Liquid ventilation is achieved by instillation of perfluorocarbons (PFC) into the lungs. Perfluorocarbons are inert compounds with low surface tension and high solubility for oxygen and carbon dioxide. Total liquid ventilation involves completely filling the lungs and ventilator circuit with PFC, whereas partial liquid ventilation (PLV) involves filling the lungs with PFC to approximately the functional residual capacity and then applying “on top” conventional ventilation. Data from in vitro studies suggest there could be numerous advantages to using liquid ventilation [43], but clinical data including term born infants are limited. Hirschl et al. [44] included five term born infants (four with CDH and one with PPHN) in a study of PLV in adults, children and infants with severe respiratory failure on ECMO [40]. Significant improvements in the alveolar-arterial oxygen difference and static pulmonary compliance were noted on commencement of PLV. Use of PLV was associated with few adverse events, but there was re-accumulation of pneumothoraces in 6 patients, development of new pneumothoraces in three and patients and there was extravasation of PFC into the pleural space in 3 patients with pneumothoraces. Further studies are required to determine if liquid ventilation offers advantages over other respiratory support techniques in term born neonates.


• Infants should be started on time cycled, pressure limited ventilation at rates of 30 to 40 bpm.

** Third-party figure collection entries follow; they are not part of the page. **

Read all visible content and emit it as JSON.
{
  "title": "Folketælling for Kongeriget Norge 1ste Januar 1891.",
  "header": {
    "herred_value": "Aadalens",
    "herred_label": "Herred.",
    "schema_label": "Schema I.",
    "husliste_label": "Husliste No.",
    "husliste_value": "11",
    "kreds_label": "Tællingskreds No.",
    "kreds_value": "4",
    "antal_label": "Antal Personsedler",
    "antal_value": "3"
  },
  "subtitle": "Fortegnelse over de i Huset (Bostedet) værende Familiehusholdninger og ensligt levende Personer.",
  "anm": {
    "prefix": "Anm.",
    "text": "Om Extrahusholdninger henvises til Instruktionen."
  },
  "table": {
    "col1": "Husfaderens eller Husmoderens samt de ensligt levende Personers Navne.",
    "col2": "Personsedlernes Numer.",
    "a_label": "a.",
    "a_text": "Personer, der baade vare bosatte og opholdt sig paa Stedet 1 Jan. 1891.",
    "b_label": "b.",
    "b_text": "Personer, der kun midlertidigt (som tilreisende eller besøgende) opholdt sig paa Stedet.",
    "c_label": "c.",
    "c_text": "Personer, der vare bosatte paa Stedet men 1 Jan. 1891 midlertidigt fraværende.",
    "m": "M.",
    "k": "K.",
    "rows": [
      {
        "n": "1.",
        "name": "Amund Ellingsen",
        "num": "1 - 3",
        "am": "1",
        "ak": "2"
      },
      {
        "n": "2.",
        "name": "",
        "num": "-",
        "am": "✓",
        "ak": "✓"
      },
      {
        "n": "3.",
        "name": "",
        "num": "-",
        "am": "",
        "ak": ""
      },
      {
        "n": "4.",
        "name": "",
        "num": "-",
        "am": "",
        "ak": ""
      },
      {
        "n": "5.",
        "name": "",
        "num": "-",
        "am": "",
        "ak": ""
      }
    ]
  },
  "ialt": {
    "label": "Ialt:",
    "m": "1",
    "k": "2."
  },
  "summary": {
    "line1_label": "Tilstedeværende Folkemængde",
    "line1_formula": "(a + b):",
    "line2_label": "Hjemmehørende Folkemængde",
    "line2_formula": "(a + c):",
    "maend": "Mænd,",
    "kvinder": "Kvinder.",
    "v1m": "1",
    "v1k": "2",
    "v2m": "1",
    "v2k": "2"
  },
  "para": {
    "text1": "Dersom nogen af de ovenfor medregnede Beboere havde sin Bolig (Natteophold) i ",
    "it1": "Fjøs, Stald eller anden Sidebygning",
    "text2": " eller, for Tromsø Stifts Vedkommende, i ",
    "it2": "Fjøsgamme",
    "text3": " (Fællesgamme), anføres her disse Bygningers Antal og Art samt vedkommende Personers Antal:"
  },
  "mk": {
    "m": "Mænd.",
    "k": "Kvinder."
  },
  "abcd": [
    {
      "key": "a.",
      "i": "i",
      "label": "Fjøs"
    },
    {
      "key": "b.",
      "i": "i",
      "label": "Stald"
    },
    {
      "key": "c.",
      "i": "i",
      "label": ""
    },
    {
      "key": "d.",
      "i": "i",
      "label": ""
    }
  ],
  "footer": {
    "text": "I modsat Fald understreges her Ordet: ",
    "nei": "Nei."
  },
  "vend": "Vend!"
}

• Infants with evidence of pulmonary hypertension should receive inhaled nitric oxide.

• Infants with severe respiratory failure should be referred for consideration of ECMO except infants with congenital diaphragmatic hernia who should be considered on a case by case basis.

Research directions

• All new modes of ventilatory support for use in term born infants should be optimised using in vivo models and then studies with physiological outcomes, in particular determining if optimal modes very with the underlying diagnosis.

• Subsequently, appropriately designed studies with long term outcomes need to be undertaken.


Dr Chowdhury is supported by a grant from the Charles Wolfson Charitable Trust. We thank Mrs Deirdre Gibbons for secretarial assistance.